I was aware of that, and I shall finish on this point by saying that if Labour Members have evidence of directors operating a cartel, which is a criminal offence, they should come forward with it. Alternatively, they should just stop making the accusation, which is becoming increasingly silly.
I was somewhat disappointed by the Secretary of State’s answer to the question about shale gas, because it has the potential to be a game-changer. In the United States gas prices have reduced by a factor of three and, in 2015, the US is going to start exporting shale gas, and if we do not have it here, that could well have a major impact on the structure of the industry and how it will work in the future. For the first time, we are seeing the decoupling of gas and oil prices, and once that has happened, all bets are off. The price of gas in Europe—in the European balancing hub—is three times what it is in the US. If a fraction of what happened in the US happens here, the results could be very radical and could create some issues to address in terms of the debt strategy.
Whereas we have nearly the lowest gas prices in Europe, the same cannot be said for electricity prices. We have structural issues to address in our electricity market. We do not have cheap nuclear power, as France does. We have missed the opportunity on that, although we are doing our best to catch up.

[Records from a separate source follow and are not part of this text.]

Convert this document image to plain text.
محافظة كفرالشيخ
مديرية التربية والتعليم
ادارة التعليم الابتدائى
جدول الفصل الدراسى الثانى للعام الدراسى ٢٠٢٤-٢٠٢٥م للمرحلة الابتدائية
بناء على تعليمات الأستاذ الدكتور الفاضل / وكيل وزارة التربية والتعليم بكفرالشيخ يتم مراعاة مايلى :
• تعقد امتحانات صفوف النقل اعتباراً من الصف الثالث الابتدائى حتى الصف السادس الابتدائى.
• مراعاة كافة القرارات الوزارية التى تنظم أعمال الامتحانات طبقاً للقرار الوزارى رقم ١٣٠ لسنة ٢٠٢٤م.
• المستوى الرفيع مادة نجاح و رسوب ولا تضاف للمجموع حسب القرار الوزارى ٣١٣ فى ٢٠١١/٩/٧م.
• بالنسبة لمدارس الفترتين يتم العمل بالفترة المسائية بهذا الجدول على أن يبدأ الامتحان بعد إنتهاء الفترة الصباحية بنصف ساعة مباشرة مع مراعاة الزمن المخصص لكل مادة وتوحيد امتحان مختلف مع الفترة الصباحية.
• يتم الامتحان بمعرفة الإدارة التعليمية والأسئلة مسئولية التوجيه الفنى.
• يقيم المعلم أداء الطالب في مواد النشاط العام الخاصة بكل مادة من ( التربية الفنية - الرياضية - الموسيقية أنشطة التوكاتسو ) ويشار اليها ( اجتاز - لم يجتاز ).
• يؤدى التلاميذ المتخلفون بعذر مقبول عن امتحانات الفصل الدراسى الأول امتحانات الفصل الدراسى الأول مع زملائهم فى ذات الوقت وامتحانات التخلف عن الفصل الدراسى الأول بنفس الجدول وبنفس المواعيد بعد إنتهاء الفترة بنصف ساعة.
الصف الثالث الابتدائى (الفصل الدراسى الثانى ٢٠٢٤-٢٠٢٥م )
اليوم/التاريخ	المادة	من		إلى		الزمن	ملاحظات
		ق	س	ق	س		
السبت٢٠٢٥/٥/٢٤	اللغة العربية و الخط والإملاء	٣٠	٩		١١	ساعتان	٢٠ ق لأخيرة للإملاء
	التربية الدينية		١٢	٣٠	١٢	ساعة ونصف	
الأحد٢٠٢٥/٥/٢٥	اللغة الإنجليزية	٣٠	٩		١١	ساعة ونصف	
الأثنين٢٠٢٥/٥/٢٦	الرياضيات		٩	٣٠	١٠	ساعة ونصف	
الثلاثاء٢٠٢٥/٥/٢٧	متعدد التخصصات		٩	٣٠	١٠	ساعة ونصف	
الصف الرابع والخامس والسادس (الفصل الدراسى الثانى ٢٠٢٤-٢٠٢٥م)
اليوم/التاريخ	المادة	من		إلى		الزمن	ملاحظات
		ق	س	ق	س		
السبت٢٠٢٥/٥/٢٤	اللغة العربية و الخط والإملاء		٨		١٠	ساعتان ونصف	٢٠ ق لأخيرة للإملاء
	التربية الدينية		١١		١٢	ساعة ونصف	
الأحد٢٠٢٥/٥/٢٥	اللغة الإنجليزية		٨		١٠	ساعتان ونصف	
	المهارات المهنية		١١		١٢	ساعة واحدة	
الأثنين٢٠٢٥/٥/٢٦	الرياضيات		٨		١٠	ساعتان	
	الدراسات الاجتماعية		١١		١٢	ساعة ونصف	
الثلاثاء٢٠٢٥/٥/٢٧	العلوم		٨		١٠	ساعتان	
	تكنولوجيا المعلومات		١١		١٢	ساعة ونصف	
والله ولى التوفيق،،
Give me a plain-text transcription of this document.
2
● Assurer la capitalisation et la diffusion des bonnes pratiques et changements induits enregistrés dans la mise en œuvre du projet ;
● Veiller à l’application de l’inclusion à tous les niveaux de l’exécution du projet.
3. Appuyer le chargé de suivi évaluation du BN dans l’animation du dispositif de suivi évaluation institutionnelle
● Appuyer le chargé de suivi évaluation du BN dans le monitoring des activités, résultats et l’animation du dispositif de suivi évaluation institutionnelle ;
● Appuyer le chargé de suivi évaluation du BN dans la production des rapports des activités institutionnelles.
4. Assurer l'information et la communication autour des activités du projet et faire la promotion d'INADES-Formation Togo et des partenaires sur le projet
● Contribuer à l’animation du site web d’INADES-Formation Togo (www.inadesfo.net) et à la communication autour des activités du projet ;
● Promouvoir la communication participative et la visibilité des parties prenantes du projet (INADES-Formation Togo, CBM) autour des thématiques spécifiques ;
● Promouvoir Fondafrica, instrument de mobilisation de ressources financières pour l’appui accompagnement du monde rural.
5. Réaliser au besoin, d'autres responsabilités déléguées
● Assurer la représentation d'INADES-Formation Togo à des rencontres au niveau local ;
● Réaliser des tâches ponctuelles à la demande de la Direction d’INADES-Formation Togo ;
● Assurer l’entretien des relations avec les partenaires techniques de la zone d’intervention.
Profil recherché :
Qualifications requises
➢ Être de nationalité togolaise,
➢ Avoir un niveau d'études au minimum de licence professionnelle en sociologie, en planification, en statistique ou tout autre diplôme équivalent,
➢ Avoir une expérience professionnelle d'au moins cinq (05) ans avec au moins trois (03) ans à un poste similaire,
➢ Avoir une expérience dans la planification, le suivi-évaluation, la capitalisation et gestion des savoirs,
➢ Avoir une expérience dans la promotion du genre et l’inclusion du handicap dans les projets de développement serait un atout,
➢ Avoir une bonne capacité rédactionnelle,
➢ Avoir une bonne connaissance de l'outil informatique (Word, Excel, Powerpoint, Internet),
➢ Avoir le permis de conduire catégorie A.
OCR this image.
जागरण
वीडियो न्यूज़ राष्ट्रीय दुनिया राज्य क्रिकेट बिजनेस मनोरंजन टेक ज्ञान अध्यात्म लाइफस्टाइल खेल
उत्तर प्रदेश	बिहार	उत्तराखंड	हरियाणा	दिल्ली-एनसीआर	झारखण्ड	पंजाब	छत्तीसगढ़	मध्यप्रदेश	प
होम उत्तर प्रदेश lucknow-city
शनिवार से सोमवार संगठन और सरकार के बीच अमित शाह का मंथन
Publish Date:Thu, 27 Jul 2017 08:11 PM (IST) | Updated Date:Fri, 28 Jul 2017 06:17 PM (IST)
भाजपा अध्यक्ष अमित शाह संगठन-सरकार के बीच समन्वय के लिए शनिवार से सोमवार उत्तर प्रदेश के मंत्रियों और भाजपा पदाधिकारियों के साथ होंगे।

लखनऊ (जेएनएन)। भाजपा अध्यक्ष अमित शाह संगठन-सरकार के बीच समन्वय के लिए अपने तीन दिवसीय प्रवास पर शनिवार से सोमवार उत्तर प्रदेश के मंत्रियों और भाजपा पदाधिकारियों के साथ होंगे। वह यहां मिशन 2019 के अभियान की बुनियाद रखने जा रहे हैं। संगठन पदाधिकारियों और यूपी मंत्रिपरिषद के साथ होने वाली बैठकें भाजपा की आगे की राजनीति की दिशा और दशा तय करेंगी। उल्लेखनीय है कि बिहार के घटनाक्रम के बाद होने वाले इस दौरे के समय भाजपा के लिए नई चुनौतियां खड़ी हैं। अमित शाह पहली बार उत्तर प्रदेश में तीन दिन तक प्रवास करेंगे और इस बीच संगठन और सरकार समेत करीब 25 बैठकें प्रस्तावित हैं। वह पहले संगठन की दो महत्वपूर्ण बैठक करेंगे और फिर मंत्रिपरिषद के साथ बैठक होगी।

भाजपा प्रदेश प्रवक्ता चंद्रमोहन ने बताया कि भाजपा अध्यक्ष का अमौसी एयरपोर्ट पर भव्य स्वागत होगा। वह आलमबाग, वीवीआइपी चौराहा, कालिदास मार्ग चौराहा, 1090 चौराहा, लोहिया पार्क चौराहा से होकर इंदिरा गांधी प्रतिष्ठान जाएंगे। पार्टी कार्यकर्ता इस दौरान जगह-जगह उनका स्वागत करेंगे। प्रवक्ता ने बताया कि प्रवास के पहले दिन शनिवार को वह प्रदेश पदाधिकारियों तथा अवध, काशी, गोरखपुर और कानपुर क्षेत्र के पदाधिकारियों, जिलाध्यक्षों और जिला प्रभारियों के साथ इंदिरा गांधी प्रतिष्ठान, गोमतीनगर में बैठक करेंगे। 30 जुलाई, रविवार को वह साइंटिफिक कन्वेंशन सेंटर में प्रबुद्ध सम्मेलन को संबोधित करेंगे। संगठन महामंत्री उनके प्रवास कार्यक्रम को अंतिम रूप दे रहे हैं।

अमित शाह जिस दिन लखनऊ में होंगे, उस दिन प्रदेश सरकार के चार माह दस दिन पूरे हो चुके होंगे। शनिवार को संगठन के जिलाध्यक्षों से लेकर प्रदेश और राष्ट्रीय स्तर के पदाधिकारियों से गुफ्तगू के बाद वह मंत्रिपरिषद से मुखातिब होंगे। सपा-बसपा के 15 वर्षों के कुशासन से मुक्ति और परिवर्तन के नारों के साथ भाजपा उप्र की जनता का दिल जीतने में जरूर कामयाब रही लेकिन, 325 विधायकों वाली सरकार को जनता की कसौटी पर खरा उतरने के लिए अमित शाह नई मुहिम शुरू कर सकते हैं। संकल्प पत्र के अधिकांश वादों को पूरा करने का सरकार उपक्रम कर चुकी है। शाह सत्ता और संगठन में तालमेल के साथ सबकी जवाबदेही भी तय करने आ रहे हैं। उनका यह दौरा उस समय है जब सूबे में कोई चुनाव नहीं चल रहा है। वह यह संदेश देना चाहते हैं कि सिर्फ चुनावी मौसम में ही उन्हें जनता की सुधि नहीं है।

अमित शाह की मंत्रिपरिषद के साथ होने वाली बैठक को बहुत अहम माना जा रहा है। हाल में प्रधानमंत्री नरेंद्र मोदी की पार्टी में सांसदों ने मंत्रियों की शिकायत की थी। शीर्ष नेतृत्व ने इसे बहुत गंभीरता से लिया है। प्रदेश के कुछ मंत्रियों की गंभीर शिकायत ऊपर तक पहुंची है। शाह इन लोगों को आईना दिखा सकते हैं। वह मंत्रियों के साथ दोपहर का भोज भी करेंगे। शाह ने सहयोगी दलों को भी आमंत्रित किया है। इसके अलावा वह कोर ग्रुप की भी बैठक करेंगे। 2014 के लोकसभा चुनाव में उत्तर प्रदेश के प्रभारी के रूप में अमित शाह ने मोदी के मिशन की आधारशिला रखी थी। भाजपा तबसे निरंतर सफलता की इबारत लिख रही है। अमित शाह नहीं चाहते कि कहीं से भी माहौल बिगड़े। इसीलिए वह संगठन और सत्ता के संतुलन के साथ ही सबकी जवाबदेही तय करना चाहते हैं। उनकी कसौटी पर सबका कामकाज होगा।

In the minute remaining, I want to suggest to the Minister one area that I believe we have got wrong in policy terms. The Climate Change Act 2008 sets a very ambitious target of 80% decarbonisation, and I accept that, but I believe we have confused the need to decarbonise with the need to go for renewables. The 20-20-20 directive from 2009, which imposes a renewables target over and above what we could have done to reduce carbon, has confused the issue. As a result, we have gone into nuclear more slowly than we should have done and, frankly, we have gone more slowly into carbon capture and storage, which is an alternative. Will the Minister assure us that the Green investment bank will be concerned with decarbonisation, not just renewables, and that the money available from it will therefore be available to the nuclear industry, which is in as much need of it as other parts of the decarbonisation chain, and the CCS industry?